Кричи теперь, что мчался изо всех сил. Что спал в седле на ходу. Что разлетались под копытами сугробы, трещал речной лёд за спиной и в страхе бежали прочь, забыв зимнюю лютость, серые стаи. Что, если бы еще быстрее, не сдюжили б кони и дружина заснула бы посреди зимних лесов вечным сном…
Кричи!
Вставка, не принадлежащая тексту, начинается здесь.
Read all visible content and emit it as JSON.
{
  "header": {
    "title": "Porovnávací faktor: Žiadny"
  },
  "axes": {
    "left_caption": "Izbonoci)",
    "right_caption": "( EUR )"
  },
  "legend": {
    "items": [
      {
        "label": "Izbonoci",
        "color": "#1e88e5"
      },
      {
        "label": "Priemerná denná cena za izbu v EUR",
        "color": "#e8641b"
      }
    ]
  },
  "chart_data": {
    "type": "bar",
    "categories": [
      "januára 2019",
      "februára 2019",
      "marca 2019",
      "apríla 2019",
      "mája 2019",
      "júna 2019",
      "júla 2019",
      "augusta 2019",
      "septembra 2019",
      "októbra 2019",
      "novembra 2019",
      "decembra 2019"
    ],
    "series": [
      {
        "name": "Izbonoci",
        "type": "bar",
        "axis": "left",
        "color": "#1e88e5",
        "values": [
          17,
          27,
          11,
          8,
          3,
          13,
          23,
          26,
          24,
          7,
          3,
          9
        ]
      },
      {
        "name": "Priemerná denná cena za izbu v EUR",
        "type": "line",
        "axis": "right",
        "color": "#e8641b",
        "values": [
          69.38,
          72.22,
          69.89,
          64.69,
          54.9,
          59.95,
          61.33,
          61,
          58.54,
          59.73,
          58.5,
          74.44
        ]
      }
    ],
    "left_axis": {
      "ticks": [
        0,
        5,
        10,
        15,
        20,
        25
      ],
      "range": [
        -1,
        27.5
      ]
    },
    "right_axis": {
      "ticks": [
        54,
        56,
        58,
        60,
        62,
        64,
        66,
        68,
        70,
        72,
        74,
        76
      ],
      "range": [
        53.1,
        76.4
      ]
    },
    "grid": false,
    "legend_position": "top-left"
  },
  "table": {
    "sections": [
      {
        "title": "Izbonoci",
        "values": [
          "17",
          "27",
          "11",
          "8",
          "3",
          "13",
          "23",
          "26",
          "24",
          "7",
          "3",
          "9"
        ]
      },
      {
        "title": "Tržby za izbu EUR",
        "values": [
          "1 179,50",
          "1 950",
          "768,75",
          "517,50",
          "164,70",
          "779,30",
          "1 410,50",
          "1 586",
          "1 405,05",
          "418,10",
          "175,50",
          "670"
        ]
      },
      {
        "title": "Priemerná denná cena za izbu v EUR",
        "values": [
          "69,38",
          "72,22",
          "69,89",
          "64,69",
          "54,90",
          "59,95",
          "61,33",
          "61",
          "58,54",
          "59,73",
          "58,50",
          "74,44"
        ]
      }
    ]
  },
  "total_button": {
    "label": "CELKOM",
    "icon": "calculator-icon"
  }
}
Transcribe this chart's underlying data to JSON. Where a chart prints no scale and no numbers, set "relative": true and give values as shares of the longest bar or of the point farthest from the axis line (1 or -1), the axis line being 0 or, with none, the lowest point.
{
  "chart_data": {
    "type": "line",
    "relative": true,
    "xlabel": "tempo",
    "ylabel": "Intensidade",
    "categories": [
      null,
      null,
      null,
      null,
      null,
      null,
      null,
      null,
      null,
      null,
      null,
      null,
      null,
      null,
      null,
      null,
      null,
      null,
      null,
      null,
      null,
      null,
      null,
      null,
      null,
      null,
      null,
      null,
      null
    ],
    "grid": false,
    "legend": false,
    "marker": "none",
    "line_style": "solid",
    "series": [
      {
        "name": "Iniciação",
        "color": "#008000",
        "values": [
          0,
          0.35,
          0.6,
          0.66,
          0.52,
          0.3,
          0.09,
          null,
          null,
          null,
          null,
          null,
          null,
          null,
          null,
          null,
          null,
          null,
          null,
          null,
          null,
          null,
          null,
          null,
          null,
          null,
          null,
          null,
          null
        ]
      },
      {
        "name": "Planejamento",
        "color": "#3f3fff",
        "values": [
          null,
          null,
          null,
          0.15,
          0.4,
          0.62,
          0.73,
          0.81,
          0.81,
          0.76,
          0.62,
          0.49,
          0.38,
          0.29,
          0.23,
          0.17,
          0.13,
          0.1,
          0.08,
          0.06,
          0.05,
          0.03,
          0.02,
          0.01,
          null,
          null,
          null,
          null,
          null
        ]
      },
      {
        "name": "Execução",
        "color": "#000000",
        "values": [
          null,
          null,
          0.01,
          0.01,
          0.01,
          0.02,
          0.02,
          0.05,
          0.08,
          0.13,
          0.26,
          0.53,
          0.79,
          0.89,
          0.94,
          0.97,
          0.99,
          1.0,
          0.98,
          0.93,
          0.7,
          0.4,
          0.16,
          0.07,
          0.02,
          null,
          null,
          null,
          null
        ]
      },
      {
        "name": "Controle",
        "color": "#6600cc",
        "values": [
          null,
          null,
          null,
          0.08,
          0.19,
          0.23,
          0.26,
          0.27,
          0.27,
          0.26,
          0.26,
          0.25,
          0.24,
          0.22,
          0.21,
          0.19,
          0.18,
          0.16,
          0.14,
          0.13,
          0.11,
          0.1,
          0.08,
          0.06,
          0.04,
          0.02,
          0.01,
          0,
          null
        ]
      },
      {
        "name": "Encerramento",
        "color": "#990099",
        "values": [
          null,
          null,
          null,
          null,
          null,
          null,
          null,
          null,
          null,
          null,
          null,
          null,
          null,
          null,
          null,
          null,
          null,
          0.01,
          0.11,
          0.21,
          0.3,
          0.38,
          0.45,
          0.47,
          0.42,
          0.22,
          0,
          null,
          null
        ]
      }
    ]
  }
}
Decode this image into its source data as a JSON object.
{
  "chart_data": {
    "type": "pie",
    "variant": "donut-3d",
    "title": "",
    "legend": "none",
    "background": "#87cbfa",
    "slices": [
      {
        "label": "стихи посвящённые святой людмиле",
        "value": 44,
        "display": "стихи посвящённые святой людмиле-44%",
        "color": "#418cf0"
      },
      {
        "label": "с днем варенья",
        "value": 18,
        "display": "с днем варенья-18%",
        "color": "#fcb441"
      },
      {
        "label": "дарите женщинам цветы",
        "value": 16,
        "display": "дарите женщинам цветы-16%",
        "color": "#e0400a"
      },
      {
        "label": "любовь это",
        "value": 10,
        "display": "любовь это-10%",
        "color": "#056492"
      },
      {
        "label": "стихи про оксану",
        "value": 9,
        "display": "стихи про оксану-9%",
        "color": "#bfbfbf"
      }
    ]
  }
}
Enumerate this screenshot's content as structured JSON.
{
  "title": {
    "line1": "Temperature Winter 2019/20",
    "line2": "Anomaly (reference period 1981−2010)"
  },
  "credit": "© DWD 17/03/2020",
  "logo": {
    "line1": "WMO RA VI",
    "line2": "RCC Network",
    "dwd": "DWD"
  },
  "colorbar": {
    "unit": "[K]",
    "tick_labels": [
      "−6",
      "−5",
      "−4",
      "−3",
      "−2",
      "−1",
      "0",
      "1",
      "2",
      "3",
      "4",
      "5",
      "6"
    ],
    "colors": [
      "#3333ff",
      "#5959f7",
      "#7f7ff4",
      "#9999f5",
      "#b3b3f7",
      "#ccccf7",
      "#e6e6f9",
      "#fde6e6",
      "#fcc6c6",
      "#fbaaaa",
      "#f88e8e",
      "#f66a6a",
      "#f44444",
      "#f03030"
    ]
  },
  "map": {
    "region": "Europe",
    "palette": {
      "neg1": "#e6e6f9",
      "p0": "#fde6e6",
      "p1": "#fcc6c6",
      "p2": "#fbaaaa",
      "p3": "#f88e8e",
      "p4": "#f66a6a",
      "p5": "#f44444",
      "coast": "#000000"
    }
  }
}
Что кричать, кому?
Старику, сжавшему в руках половинки разрубленной иконы?
Распятой посередь двора голой малолетке со смерзшимися в мутные льдинки на посерелых щеках слезами боли, стыда и смертного страха?
Кузнецу, чью семью настигли посреди улицы, ведущей к воротам детинца, что в последние мгновения видел: гибнет напрасно, никто не ушел, ни жена, ни дочери, ни младшенький, прикорнувший в алой луже под тыном?
Кому, воевода? Может, вот этому псу, лежащему у ворот рядом с хозяином, утыканному стрелами, но успевшему — морда в крови — дотянуться до чьей-то глотки?
Пес сумел — не защитить, так хоть честью погибнуть. А ты, воевода, не сумел. Вот и весь сказ. Вот и весь суд…
Собор высился над пеплом и углями Крома. Белокаменные стены закоптели на две трети, но последняя, верхняя, сияла под солнцем незапятнанной белизной. И радостно сверкали медные купола.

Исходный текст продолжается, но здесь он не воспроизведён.